This is a topic I have been thinking about for some time. Obviously because of the nature of Yakki and what we are trying to do. Talking about Yakki the other day, I got the question: "Why are we asking the user to ostensibly change their behavior?" A very good question. What's in it for them? Why is this important and how can this move towards the future?

Not Every Interface Needs a Voice

The convenience of dictating instead of typing is clear, though not universally applicable. In some situations, writing can be more efficient or suitable for the task.

I think about the example of the elevator. In the elevator, you could voice what floor you want to go to, the elevator systems would "listen" and take you to the floor. Or you could press the button to the floor that you want to go to, and that will be way faster and more efficient.

When Dictation Shines

In other scenarios, it's way more efficient to dictate. For example, instead of having to write an email, dictating is probably way more efficient. It's faster but it also comes with its own set of challenges.

Your brain processes information differently when you have to think about what you are writing compared to when you have to dictate it. Is there a one-to-one equivalence from writing to dictating where dictating is 3.75 times faster, with no reviews? I don't think so, at least not initially.

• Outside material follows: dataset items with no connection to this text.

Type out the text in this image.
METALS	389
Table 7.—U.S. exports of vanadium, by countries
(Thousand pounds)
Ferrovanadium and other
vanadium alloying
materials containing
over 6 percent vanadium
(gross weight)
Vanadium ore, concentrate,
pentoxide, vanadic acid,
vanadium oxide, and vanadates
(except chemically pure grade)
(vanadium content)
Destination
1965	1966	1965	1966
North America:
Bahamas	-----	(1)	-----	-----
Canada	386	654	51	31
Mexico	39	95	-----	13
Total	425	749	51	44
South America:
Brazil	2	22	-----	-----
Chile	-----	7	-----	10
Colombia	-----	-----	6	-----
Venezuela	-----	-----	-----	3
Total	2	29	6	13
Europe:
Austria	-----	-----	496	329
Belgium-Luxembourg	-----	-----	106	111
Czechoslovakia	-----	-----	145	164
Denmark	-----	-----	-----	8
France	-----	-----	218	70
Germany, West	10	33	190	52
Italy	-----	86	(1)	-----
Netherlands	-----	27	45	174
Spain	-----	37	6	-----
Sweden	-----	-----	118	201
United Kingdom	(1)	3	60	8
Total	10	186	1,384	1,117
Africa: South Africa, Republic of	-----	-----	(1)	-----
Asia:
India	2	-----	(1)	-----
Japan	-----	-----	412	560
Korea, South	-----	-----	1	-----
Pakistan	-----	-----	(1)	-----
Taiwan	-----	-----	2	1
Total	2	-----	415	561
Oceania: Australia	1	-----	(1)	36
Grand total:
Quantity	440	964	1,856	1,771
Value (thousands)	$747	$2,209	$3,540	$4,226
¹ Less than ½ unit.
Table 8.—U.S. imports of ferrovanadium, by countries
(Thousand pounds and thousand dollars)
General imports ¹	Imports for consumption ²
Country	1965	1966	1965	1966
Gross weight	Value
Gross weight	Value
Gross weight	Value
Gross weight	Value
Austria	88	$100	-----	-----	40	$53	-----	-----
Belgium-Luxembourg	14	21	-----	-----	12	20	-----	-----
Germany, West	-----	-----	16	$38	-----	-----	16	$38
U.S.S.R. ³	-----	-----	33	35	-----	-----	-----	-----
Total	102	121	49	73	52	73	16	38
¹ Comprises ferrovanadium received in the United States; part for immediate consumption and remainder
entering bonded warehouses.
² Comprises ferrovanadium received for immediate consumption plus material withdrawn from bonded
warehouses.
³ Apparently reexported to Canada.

Typing is a skill that we have developed over years of practice and study, while dictating is not as familiar. We use our voice for very specific cases, and there is little overlap in how the brain operates in both instances. But if we want to be fair, writing has never been a completely linear process (for most of us, mortals).

Changing How You Think

In my case, I'm very accustomed to writing, and my thought process when writing is much more thorough than when I'm dictating. To make dictation as effective as my writing, I would need to essentially change the way I think.

There are some scientific publications backing that up (meaning that my perception is not totally wrong). The paper "Speech Recognition Technology and Students With Writing Difficulties: Improving Fluency" implies that dictation doesn't just speed up input; it changes how the brain composes text.

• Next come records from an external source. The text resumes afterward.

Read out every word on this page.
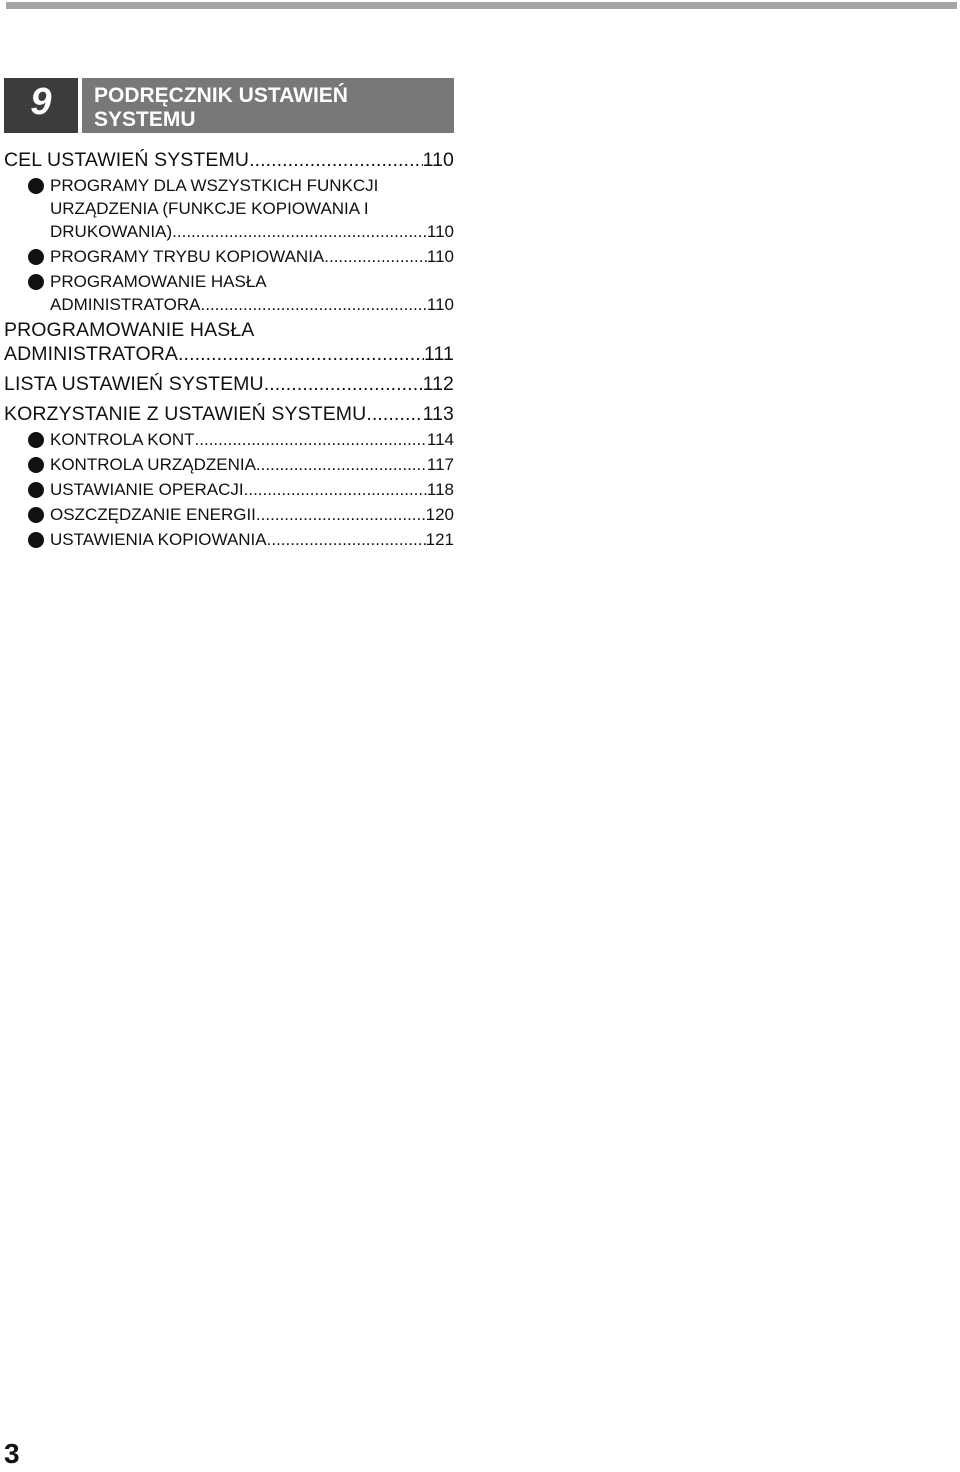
9	PODRĘCZNIK USTAWIEŃ SYSTEMU
CEL USTAWIEŃ SYSTEMU .....	110
PROGRAMY DLA WSZYSTKICH FUNKCJI
URZĄDZENIA (FUNKCJE KOPIOWANIA I
DRUKOWANIA) .....	110
PROGRAMY TRYBU KOPIOWANIA .....	110
PROGRAMOWANIE HASŁA
ADMINISTRATORA .....	110
PROGRAMOWANIE HASŁA
ADMINISTRATORA .....	111
LISTA USTAWIEŃ SYSTEMU .....	112
KORZYSTANIE Z USTAWIEŃ SYSTEMU .....	113
KONTROLA KONT .....	114
KONTROLA URZĄDZENIA .....	117
USTAWIANIE OPERACJI .....	118
OSZCZĘDZANIE ENERGII .....	120
USTAWIENIA KOPIOWANIA .....	121
3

By removing the manual task of typing, "working memory" is freed up for higher-level ideation, leading to longer and linguistically richer drafts. Comparing both, the paper reached the conclusion that dictated papers were substantially longer and "richer," containing more complex arguments and explanative discourse.

The Transcription Bottleneck

The theory is that typing creates a "transcription bottleneck." When you remove the bottleneck via voice, you achieve a "brain dump" of higher quality ideas. These ideas may require cleaning and tweaking, but their overall depth is richer.

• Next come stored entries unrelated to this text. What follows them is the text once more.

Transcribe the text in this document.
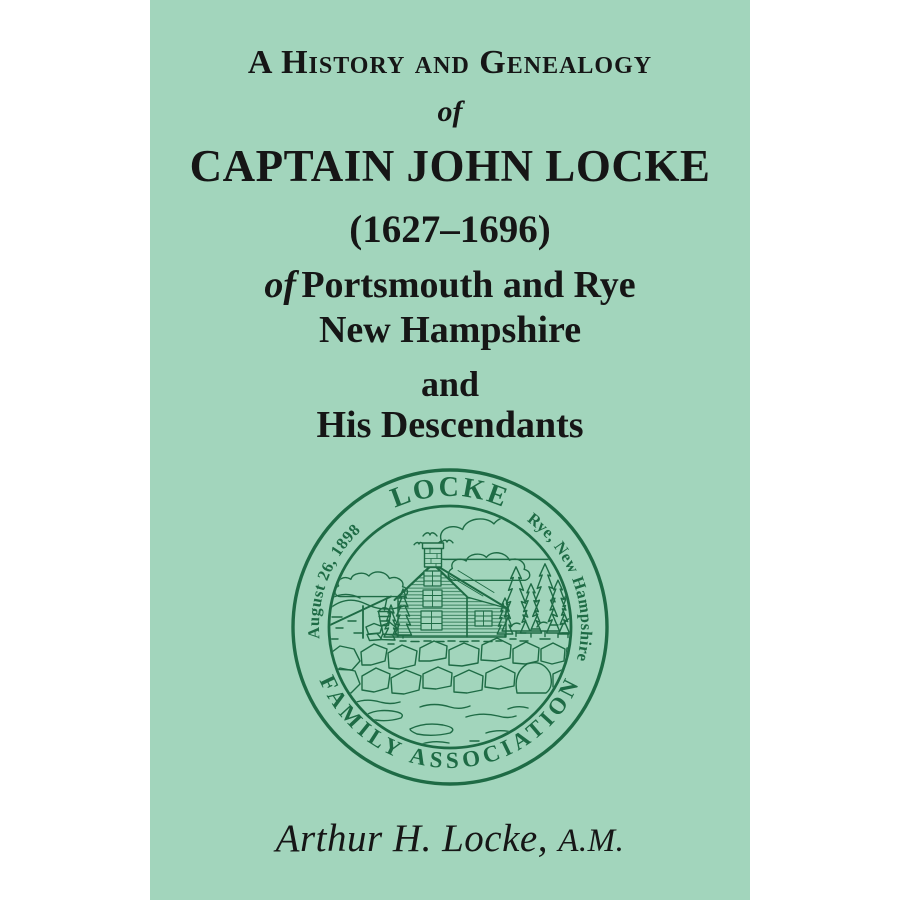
A History and Genealogy
of
CAPTAIN JOHN LOCKE
(1627–1696)
of Portsmouth and Rye
New Hampshire
and
His Descendants
LOCKE
August 26, 1898	Rye, New Hampshire
FAMILY ASSOCIATION
Arthur H. Locke, A.M.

Still, there is a significant advantage in dictating in most scenarios, and there are a lot of potential upsides in terms of speed and how flowy you can be compared with your usual writing process.

The Hybrid Workflow

My way of working essentially matches the findings in these other papers, "Revisions in written composition: Introducing speech-to-text to children with reading and writing difficulties", studying revision patterns for speech-to-text (STT) users.

One of the key findings is that users typically adopt a "hybrid" workflow—dictating bursts of ideas and then switching to the keyboard for the precision work of editing.

The Real Numbers

At the end of the day, the equivalence is not 3.75 times because there are also a lot of corrections or instances where I have to go back and rethink what I was trying to say to reformulate it in a better way.

The most aggressive quantitative data comes from the medical field, where efficient documentation is a crisis issue. These studies are currently the most cited in professional circles because of their economic impact.

This paper, "A multi-country study comparing typed to automatic speech recognition-based medical documentation speeds", after studying the work of thousands of physicians, defines a number for the "error-adjusted speed". When adjusting for the time required to fix errors in the transcript, dictation was still 2.5x faster than typing.